Par Vous’Aire Smith-Pennick
Points de vue de ceux qui travaillent et vivent dans le système de justice pénale. Inscrivez-vous pour recevoir « Life Inside » par e-mail chaque semaine.
UNMême si je ne suis pas étranger à la prison, je me retrouve toujours à scruter mon environnement comme si je voyais SCI Chester pour la première fois. J’étudie les barreaux aux fenêtres qui obstruent ma vision de la liberté, les serrures rouillées qui m’enferment dans ma cellule, les murs blancs et vierges qui serpentent dans toute la prison. Parfois, je pense à la psychologie derrière le choix des couleurs. Bizarrement, ce vide me touche. Cela reflète le vide que j’ai ressenti pendant près d’une décennie de ma peine de 27 ans pour meurtre et possession d’armes.

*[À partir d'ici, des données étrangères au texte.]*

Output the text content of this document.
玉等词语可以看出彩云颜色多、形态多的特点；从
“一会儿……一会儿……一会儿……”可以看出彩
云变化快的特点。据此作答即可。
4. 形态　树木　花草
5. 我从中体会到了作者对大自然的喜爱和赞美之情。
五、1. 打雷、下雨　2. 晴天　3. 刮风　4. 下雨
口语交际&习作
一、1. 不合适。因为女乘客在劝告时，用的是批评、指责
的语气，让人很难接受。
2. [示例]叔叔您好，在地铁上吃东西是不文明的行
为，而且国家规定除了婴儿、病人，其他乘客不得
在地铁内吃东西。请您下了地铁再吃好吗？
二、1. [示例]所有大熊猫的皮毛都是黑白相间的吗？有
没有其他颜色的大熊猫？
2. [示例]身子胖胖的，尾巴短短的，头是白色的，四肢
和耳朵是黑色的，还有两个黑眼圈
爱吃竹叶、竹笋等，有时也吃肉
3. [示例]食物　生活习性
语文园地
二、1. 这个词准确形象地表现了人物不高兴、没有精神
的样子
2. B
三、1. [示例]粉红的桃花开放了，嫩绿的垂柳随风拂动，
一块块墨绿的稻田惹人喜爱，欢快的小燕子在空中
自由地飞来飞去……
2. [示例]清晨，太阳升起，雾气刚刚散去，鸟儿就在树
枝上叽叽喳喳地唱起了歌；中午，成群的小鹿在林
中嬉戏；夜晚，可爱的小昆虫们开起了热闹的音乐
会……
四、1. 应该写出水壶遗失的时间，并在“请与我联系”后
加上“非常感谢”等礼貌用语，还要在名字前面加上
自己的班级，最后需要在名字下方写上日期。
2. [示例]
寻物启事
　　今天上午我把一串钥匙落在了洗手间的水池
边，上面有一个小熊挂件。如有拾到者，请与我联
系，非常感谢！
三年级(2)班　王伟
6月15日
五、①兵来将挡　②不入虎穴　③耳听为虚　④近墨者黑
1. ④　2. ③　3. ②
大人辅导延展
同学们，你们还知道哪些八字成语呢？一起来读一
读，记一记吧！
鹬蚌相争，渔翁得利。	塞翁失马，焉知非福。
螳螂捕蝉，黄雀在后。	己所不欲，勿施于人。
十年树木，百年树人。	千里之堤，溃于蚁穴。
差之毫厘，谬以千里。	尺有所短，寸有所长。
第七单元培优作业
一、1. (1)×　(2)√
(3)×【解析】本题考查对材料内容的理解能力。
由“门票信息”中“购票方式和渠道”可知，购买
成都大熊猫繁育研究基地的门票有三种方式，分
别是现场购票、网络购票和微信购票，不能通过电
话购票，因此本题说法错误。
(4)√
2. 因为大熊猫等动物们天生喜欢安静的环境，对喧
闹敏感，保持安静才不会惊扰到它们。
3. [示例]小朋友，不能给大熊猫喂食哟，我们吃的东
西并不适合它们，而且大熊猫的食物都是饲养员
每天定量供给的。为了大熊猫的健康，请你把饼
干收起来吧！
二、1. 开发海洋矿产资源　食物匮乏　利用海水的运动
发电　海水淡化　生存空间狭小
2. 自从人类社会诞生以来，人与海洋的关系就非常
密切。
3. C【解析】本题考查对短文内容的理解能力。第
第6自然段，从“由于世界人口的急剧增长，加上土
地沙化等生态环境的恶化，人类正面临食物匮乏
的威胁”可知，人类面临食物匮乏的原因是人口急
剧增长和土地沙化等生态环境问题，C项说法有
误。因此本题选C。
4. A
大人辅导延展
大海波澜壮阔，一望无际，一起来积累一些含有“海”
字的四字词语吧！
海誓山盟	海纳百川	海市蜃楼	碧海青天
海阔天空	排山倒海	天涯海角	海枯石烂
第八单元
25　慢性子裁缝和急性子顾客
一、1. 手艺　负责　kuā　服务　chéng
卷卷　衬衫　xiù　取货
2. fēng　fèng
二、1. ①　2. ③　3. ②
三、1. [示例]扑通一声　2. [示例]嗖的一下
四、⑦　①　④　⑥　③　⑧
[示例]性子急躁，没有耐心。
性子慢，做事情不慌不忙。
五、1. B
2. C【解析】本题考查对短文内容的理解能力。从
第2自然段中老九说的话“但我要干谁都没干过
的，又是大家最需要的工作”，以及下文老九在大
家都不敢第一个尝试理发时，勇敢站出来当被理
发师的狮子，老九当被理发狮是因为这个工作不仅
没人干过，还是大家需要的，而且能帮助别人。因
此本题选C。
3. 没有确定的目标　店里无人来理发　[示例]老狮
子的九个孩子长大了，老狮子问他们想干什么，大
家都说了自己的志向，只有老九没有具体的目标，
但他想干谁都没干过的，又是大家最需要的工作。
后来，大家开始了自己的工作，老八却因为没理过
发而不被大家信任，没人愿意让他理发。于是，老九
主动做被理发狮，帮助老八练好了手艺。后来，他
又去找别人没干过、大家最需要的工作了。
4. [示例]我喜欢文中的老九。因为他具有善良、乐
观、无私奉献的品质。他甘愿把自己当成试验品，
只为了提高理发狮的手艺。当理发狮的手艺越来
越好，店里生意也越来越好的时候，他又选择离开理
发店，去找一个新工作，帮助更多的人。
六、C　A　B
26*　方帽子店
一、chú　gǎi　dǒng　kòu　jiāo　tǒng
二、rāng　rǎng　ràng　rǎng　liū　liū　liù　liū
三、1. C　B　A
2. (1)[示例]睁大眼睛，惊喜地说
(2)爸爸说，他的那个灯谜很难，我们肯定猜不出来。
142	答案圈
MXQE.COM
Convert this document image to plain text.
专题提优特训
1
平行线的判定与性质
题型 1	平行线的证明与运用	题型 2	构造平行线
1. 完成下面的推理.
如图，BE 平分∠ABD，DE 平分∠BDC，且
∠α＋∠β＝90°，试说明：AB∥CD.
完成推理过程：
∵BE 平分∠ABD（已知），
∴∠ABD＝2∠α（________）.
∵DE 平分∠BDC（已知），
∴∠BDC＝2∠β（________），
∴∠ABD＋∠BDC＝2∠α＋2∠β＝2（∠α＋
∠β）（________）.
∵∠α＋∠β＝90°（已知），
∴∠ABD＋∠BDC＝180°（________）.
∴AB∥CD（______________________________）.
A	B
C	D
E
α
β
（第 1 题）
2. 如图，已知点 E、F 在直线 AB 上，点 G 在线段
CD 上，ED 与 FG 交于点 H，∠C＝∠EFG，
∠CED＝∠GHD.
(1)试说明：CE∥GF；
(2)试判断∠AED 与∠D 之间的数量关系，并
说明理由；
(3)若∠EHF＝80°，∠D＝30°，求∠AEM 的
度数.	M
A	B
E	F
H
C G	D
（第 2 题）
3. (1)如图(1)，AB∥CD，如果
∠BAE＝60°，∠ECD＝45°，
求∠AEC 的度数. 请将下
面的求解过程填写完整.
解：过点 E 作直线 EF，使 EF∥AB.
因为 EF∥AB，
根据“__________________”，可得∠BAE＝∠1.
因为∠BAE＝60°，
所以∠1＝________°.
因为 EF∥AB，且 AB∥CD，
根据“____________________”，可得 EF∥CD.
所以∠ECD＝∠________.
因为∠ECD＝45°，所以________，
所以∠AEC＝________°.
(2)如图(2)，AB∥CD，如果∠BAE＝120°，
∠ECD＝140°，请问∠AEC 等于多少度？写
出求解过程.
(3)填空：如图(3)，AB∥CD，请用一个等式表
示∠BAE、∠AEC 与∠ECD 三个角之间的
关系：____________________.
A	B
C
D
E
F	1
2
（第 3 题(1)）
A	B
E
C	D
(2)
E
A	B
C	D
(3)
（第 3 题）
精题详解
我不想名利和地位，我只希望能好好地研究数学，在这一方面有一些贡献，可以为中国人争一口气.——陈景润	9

À portée de voix de ma cellule, j’entends un père frustré essayer désespérément d’être le disciplinaire depuis un téléphone de prison. Un autre homme qui a clairement soif de connexion humaine ne semble pas pouvoir s’en sortir. Environ une fois par mois, il passe plusieurs appels consécutifs, mais il n’obtient jamais de réponse.
Alors que je me dirige vers la salle de séjour, chaque pas dégage une odeur différente : des aliments transformés trop assaisonnés, des produits chimiques de nettoyage dilués, de la misère et une légère odeur d’urine provenant de certains des aînés qui ne peuvent plus contrôler leur vessie. Beaucoup de ces hommes purgent une peine d’emprisonnement à perpétuité sans possibilité de libération conditionnelle. En Pennsylvanie, « vie » signifie la vie. C’est DBI — Mort par incarcération.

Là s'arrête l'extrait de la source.